When an admin user is connected and call a menu page such as "Gestion des utilisateurs" i.e. "user's management", I've had a page that asks him his password to confirm who he really is (that prevents from the back button) - as exposed by Livewire (thanks). If the user is really this admin, then I make an include of the real management page ! That's good... but...
This page has forms and redirects itself but not by "include". And that doesn't work ! With the .htaccess file, I can't load any script that is not an "include page" ! How can I do ?

Deny from all
Order allow, deny

This will deny all direct access via HTTP requests, though scripts can still access the files locally.

I've had try this. Effectively, direct access is no more possible... but scripts can never catch the files in this directory, unless for include. I don't undestand why ?

I seem to be blocked by this problem I don't master !

Can you please help me again ?

In fact, that I would like to have is a directory containing includes and other scripts or html pages, and in this directory, noone can see nor execute nor load any file, but scripts that are in the root directory can include or execute...

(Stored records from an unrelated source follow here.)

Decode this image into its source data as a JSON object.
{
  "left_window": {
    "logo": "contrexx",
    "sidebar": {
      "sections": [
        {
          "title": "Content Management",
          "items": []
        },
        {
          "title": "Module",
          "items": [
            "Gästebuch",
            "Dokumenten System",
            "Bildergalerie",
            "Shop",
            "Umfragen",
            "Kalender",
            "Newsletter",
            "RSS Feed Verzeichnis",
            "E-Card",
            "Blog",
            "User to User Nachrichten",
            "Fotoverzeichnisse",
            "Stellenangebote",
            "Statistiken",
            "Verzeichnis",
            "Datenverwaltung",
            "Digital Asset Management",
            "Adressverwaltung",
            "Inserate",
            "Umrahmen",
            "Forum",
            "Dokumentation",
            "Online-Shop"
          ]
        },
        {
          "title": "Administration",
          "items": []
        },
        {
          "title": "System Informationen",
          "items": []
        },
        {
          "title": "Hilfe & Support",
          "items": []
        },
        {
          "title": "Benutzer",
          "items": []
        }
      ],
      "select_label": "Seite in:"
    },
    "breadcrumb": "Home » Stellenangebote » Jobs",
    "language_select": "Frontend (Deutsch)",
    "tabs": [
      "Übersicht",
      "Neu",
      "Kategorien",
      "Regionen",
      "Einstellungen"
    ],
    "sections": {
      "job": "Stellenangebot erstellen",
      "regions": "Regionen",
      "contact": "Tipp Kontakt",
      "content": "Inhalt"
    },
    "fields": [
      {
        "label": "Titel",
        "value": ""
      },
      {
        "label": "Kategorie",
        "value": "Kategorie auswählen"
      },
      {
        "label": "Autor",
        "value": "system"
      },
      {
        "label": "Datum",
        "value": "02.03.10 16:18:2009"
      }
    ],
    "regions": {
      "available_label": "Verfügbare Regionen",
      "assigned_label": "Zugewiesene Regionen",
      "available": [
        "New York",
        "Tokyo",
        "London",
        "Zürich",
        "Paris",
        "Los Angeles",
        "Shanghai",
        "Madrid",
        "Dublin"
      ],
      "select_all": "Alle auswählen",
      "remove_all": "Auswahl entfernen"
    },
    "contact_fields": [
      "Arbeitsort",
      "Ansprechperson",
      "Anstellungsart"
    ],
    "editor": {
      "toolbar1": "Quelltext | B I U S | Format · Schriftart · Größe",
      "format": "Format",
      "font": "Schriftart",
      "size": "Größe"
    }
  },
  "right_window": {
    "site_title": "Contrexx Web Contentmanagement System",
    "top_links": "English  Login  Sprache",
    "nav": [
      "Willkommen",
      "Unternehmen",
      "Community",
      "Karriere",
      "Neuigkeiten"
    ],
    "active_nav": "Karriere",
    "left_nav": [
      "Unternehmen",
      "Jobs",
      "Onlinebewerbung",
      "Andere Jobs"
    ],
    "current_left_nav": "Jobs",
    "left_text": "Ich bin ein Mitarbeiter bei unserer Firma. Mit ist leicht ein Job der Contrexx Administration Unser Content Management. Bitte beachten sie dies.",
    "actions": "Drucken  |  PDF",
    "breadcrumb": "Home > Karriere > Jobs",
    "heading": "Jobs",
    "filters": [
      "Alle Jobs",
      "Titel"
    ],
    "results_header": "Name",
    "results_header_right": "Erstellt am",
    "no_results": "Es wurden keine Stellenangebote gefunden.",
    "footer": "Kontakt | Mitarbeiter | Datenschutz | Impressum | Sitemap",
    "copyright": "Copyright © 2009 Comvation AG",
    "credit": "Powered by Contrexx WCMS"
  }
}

Thank again for your help.

 

[misson]

What, exactly, is the issue? As I understand it, here's where things stand: Scripts in the "inc" directory cannot be accessed directly by a browser (e.g. "http://fomalhaut.x10hosting.com/inc/auth.php" is forbidden) but can be included by other scripts, which is as it should be. Some of the scripts redirect to... where, exactly? Scripts in "inc"? By design, only certain scripts are entry points. The other scripts, such as the ones that define classes and functions, are protected from direct browser access. You should redirect only to entry points.

 

[fomalhaut]

OK Misson

I've found my errors : only includes can be in the protected directory ! And I have worked now in this direction. It's all ok now. It's works fine.

You should redirect only to entry points.

That was my error : I had not redirect only to entry points ! That is now corrected.

Sorry for the time I make you lost !

And thank you again.

 

[misson]

Sorry for the time I make you lost !

Don't worry, I spent no more than a few minutes on that particular issue. Good to hear you're back in business.